Cell cycle-dependent changes in microtubule dynamics in living cells expressing green fluorescent protein-alpha tubulin

Abstract

LLCPK-1 cells were transfected with a green fluorescent protein (GFP)-alpha tubulin construct and a cell line permanently expressing GFP-alpha tubulin was established (LLCPK-1alpha). The mitotic index and doubling time for LLCPK-1alpha were not significantly different from parental cells. Quantitative immunoblotting showed that 17% of the tubulin in LLCPK-1alpha cells was GFP-tubulin; the level of unlabeled tubulin was reduced to 82% of that in parental cells. The parameters of microtubule dynamic instability were compared for interphase LLCPK-1alpha and parental cells injected with rhodamine-labeled tubulin. Dynamic instability was very similar in the two cases, demonstrating that LLCPK-1alpha cells are a useful tool for analysis of microtubule dynamics throughout the cell cycle. Comparison of astral microtubule behavior in mitosis with microtubule behavior in interphase demonstrated that the frequency of catastrophe increased twofold and that the frequency of rescue decreased nearly fourfold in mitotic compared with interphase cells.

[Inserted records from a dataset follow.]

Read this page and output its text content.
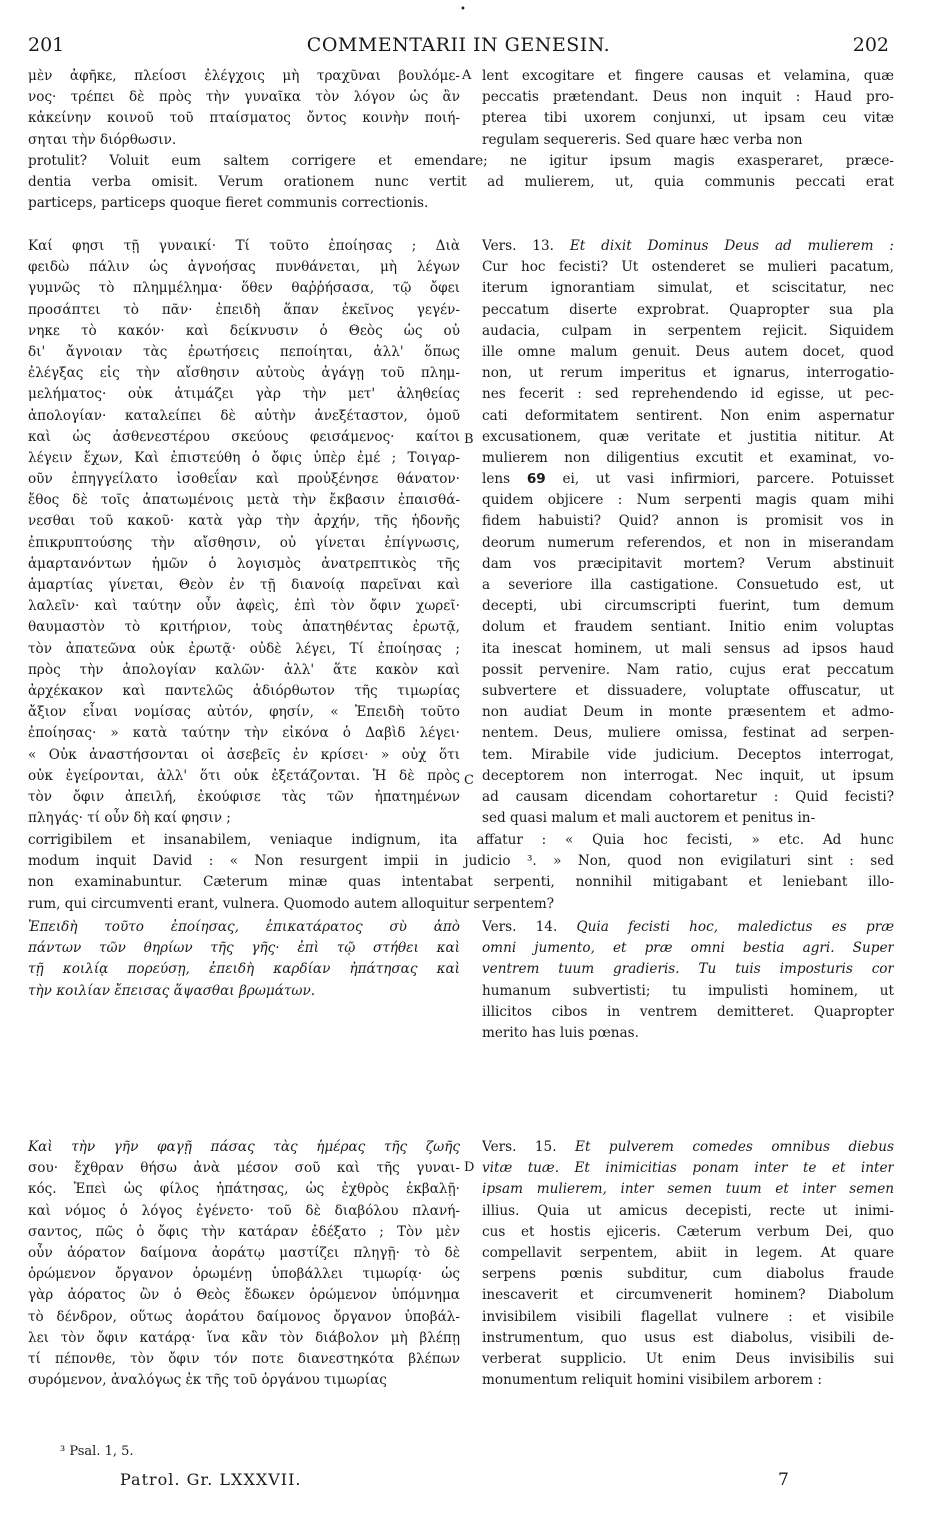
•
201	COMMENTARII IN GENESIN.	202
μὲν ἀφῆκε, πλείοσι ἐλέγχοις μὴ τραχῦναι βουλόμε-
νος· τρέπει δὲ πρὸς τὴν γυναῖκα τὸν λόγον ὡς ἂν
κἀκείνην κοινοῦ τοῦ πταίσματος ὄντος κοινὴν ποιή-
σηται τὴν διόρθωσιν.
lent excogitare et fingere causas et velamina, quæ
peccatis prætendant. Deus non inquit : Haud pro-
pterea tibi uxorem conjunxi, ut ipsam ceu vitæ
regulam sequereris. Sed quare hæc verba non
protulit? Voluit eum saltem corrigere et emendare; ne igitur ipsum magis exasperaret, præce-
dentia verba omisit. Verum orationem nunc vertit ad mulierem, ut, quia communis peccati erat
particeps, particeps quoque fieret communis correctionis.
A
Καί φησι τῇ γυναικί· Τί τοῦτο ἐποίησας ; Διὰ
φειδὼ πάλιν ὡς ἀγνοήσας πυνθάνεται, μὴ λέγων
γυμνῶς τὸ πλημμέλημα· ὅθεν θαῤῥήσασα, τῷ ὄφει
προσάπτει τὸ πᾶν· ἐπειδὴ ἅπαν ἐκεῖνος γεγέν-
νηκε τὸ κακόν· καὶ δείκνυσιν ὁ Θεὸς ὡς οὐ
δι' ἄγνοιαν τὰς ἐρωτήσεις πεποίηται, ἀλλ' ὅπως
ἐλέγξας εἰς τὴν αἴσθησιν αὐτοὺς ἀγάγῃ τοῦ πλημ-
μελήματος· οὐκ ἀτιμάζει γὰρ τὴν μετ' ἀληθείας
ἀπολογίαν· καταλείπει δὲ αὐτὴν ἀνεξέταστον, ὁμοῦ
καὶ ὡς ἀσθενεστέρου σκεύους φεισάμενος· καίτοι
λέγειν ἔχων, Καὶ ἐπιστεύθη ὁ ὄφις ὑπὲρ ἐμέ ; Τοιγαρ-
οῦν ἐπηγγείλατο ἰσοθεΐαν καὶ προὐξένησε θάνατον·
ἔθος δὲ τοῖς ἀπατωμένοις μετὰ τὴν ἔκβασιν ἐπαισθά-
νεσθαι τοῦ κακοῦ· κατὰ γὰρ τὴν ἀρχήν, τῆς ἡδονῆς
ἐπικρυπτούσης τὴν αἴσθησιν, οὐ γίνεται ἐπίγνωσις,
ἁμαρτανόντων ἡμῶν ὁ λογισμὸς ἀνατρεπτικὸς τῆς
ἁμαρτίας γίνεται, Θεὸν ἐν τῇ διανοίᾳ παρεῖναι καὶ
λαλεῖν· καὶ ταύτην οὖν ἀφεὶς, ἐπὶ τὸν ὄφιν χωρεῖ·
θαυμαστὸν τὸ κριτήριον, τοὺς ἀπατηθέντας ἐρωτᾷ,
τὸν ἀπατεῶνα οὐκ ἐρωτᾷ· οὐδὲ λέγει, Τί ἐποίησας ;
πρὸς τὴν ἀπολογίαν καλῶν· ἀλλ' ἅτε κακὸν καὶ
ἀρχέκακον καὶ παντελῶς ἀδιόρθωτον τῆς τιμωρίας
ἄξιον εἶναι νομίσας αὐτόν, φησίν, « Ἐπειδὴ τοῦτο
ἐποίησας· » κατὰ ταύτην τὴν εἰκόνα ὁ Δαβὶδ λέγει·
« Οὐκ ἀναστήσονται οἱ ἀσεβεῖς ἐν κρίσει· » οὐχ ὅτι
οὐκ ἐγείρονται, ἀλλ' ὅτι οὐκ ἐξετάζονται. Ἡ δὲ πρὸς
τὸν ὄφιν ἀπειλή, ἐκούφισε τὰς τῶν ἠπατημένων
πληγάς· τί οὖν δὴ καί φησιν ;
Vers. 13. Et dixit Dominus Deus ad mulierem :
Cur hoc fecisti? Ut ostenderet se mulieri pacatum,
iterum ignorantiam simulat, et sciscitatur, nec
peccatum diserte exprobrat. Quapropter sua pla
audacia, culpam in serpentem rejicit. Siquidem
ille omne malum genuit. Deus autem docet, quod
non, ut rerum imperitus et ignarus, interrogatio-
nes fecerit : sed reprehendendo id egisse, ut pec-
cati deformitatem sentirent. Non enim aspernatur
excusationem, quæ veritate et justitia nititur. At
mulierem non diligentius excutit et examinat, vo-
lens 69 ei, ut vasi infirmiori, parcere. Potuisset
quidem objicere : Num serpenti magis quam mihi
fidem habuisti? Quid? annon is promisit vos in
deorum numerum referendos, et non in miserandam
dam vos præcipitavit mortem? Verum abstinuit
a severiore illa castigatione. Consuetudo est, ut
decepti, ubi circumscripti fuerint, tum demum
dolum et fraudem sentiant. Initio enim voluptas
ita inescat hominem, ut mali sensus ad ipsos haud
possit pervenire. Nam ratio, cujus erat peccatum
subvertere et dissuadere, voluptate offuscatur, ut
non audiat Deum in monte præsentem et admo-
nentem. Deus, muliere omissa, festinat ad serpen-
tem. Mirabile vide judicium. Deceptos interrogat,
deceptorem non interrogat. Nec inquit, ut ipsum
ad causam dicendam cohortaretur : Quid fecisti?
sed quasi malum et mali auctorem et penitus in-
B
C
corrigibilem et insanabilem, veniaque indignum, ita affatur : « Quia hoc fecisti, » etc. Ad hunc
modum inquit David : « Non resurgent impii in judicio ³. » Non, quod non evigilaturi sint : sed
non examinabuntur. Cæterum minæ quas intentabat serpenti, nonnihil mitigabant et leniebant illo-
rum, qui circumventi erant, vulnera. Quomodo autem alloquitur serpentem?
Ἐπειδὴ τοῦτο ἐποίησας, ἐπικατάρατος σὺ ἀπὸ
πάντων τῶν θηρίων τῆς γῆς· ἐπὶ τῷ στήθει καὶ
τῇ κοιλίᾳ πορεύσῃ, ἐπειδὴ καρδίαν ἠπάτησας καὶ
τὴν κοιλίαν ἔπεισας ἅψασθαι βρωμάτων.
Vers. 14. Quia fecisti hoc, maledictus es præ
omni jumento, et præ omni bestia agri. Super
ventrem tuum gradieris. Tu tuis imposturis cor
humanum subvertisti; tu impulisti hominem, ut
illicitos cibos in ventrem demitteret. Quapropter
merito has luis pœnas.
Καὶ τὴν γῆν φαγῇ πάσας τὰς ἡμέρας τῆς ζωῆς
σου· ἔχθραν θήσω ἀνὰ μέσον σοῦ καὶ τῆς γυναι-
κός. Ἐπεὶ ὡς φίλος ἠπάτησας, ὡς ἐχθρὸς ἐκβαλῇ·
καὶ νόμος ὁ λόγος ἐγένετο· τοῦ δὲ διαβόλου πλανή-
σαντος, πῶς ὁ ὄφις τὴν κατάραν ἐδέξατο ; Τὸν μὲν
οὖν ἀόρατον δαίμονα ἀοράτῳ μαστίζει πληγῇ· τὸ δὲ
ὁρώμενον ὄργανον ὁρωμένῃ ὑποβάλλει τιμωρίᾳ· ὡς
γὰρ ἀόρατος ὢν ὁ Θεὸς ἔδωκεν ὁρώμενον ὑπόμνημα
τὸ δένδρον, οὕτως ἀοράτου δαίμονος ὄργανον ὑποβάλ-
λει τὸν ὄφιν κατάρᾳ· ἵνα κἂν τὸν διάβολον μὴ βλέπῃ
τί πέπονθε, τὸν ὄφιν τόν ποτε διανεστηκότα βλέπων
συρόμενον, ἀναλόγως ἐκ τῆς τοῦ ὀργάνου τιμωρίας
Vers. 15. Et pulverem comedes omnibus diebus
vitæ tuæ. Et inimicitias ponam inter te et inter
ipsam mulierem, inter semen tuum et inter semen
illius. Quia ut amicus decepisti, recte ut inimi-
cus et hostis ejiceris. Cæterum verbum Dei, quo
compellavit serpentem, abiit in legem. At quare
serpens pœnis subditur, cum diabolus fraude
inescaverit et circumvenerit hominem? Diabolum
invisibilem visibili flagellat vulnere : et visibile
instrumentum, quo usus est diabolus, visibili de-
verberat supplicio. Ut enim Deus invisibilis sui
monumentum reliquit homini visibilem arborem :
D
³ Psal. 1, 5.
Patrol. Gr. LXXXVII.	7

The percentage of time that microtubules spent in an attenuated state, or pause, was also dramatically reduced, from 73.5% in interphase to 11.4% in mitosis. The rates of microtubule elongation and rapid shortening were not changed; overall dynamicity increased 3.6-fold in mitosis. Microtubule release from the centrosome and a subset of differentially stable astral microtubules were also observed. The results provide the first quantitative measurements of mitotic microtubule dynamics in mammalian cells.

Figure 1

Image sequences of microtubule dynamic behavior in living LLCPK-1 cells injected with rhodamine tubulin (A) and in LLCPK-1α cells expressing GFP-tubulin (B). Images were collected at 2-s intervals and are shown at 10-s intervals. Arrows indicate shortening events; arrowheads indicate growth events. Bar, 5 μm. Life history plots showing the dynamic behavior of individual microtubules in LLCPK-1 cells injected with rhodamine tubulin (C) and LLCPK-1α cells expressing GFP-tubulin (D). The life history plots shown in C and D are from different cells than shown in A and B. Most microtubules in these cells displayed periods of growth, shortening, and pause (upper and lower traces in C and D); a subset of microtubules was differentially stable (middle traces, C and D). Only cells in which >50% of the trackable microtubules were dynamic were included in the data set; for all cells analyzed, all trackable microtubules in the cell were included in the analysis.

Figure 2

Microtubule behavior in mitotic cells. (A) Dynamic behavior of astral microtubules in LLCPK-1α cells; images shown were collected at 10-s intervals by using the Bio-Rad confocal microscope. The arrowhead shows a microtubule that grows out from the aster center; the arrow shows a shortening microtubule. The asterisk marks the same pixel location in the first and last images. Bar, 5 μm. (B) Life history plots of mitotic microtubles in LLCPK-1α cells. Each line on the graph represents the excursions made by an individual microtubule plus-end during the observation period. The majority of microtubules either grew out from the aster, followed by a catastrophe transition (upper trace), or were in the field of view at the start of the image sequence and subsequently underwent a catastrophe and disassembled out of the field of view (lower trace). The life history plots shown in B are from different cells than shown in A.

Figure 3

Differentially stabilized astral microtubules in mitotic cells. (A) Image sequence showing an astral microtubule that grows out to the cell edge and then pauses for the remainder of the sequence. The microtubule end is marked by the arrow. In the upper panels, the microtubule has been colored white to aid in visualization. Images were acquired using the Ultraview confocal microscope at 2-s intervals; Bar, 5 μm. (B) Life history plots of the dynamic behavior of individual stable, astral microtubules. The microtubule shown in the upper trace grew toward the cell cortex where it was relatively stable for the remainder of the movie sequence; the microtubule in the lower trace was inactive for the entire sequence. The life history plots shown in B are from different cells than shown in A.

Figure 4

Astral microtubules are released from the centrosome in mitotic cells. In the upper panels the released microtubule has been colored white to aid in visualization. In this sequence, a microtubule is released and appears to move away from the aster center; the microtubule end was not clear before the image labeled t = 0. The minus-end most likely moved into the field of view by transport or disassembly following release; no evidence for a severing event was detected. Time is given in seconds in each frame. Bar, 5 μm.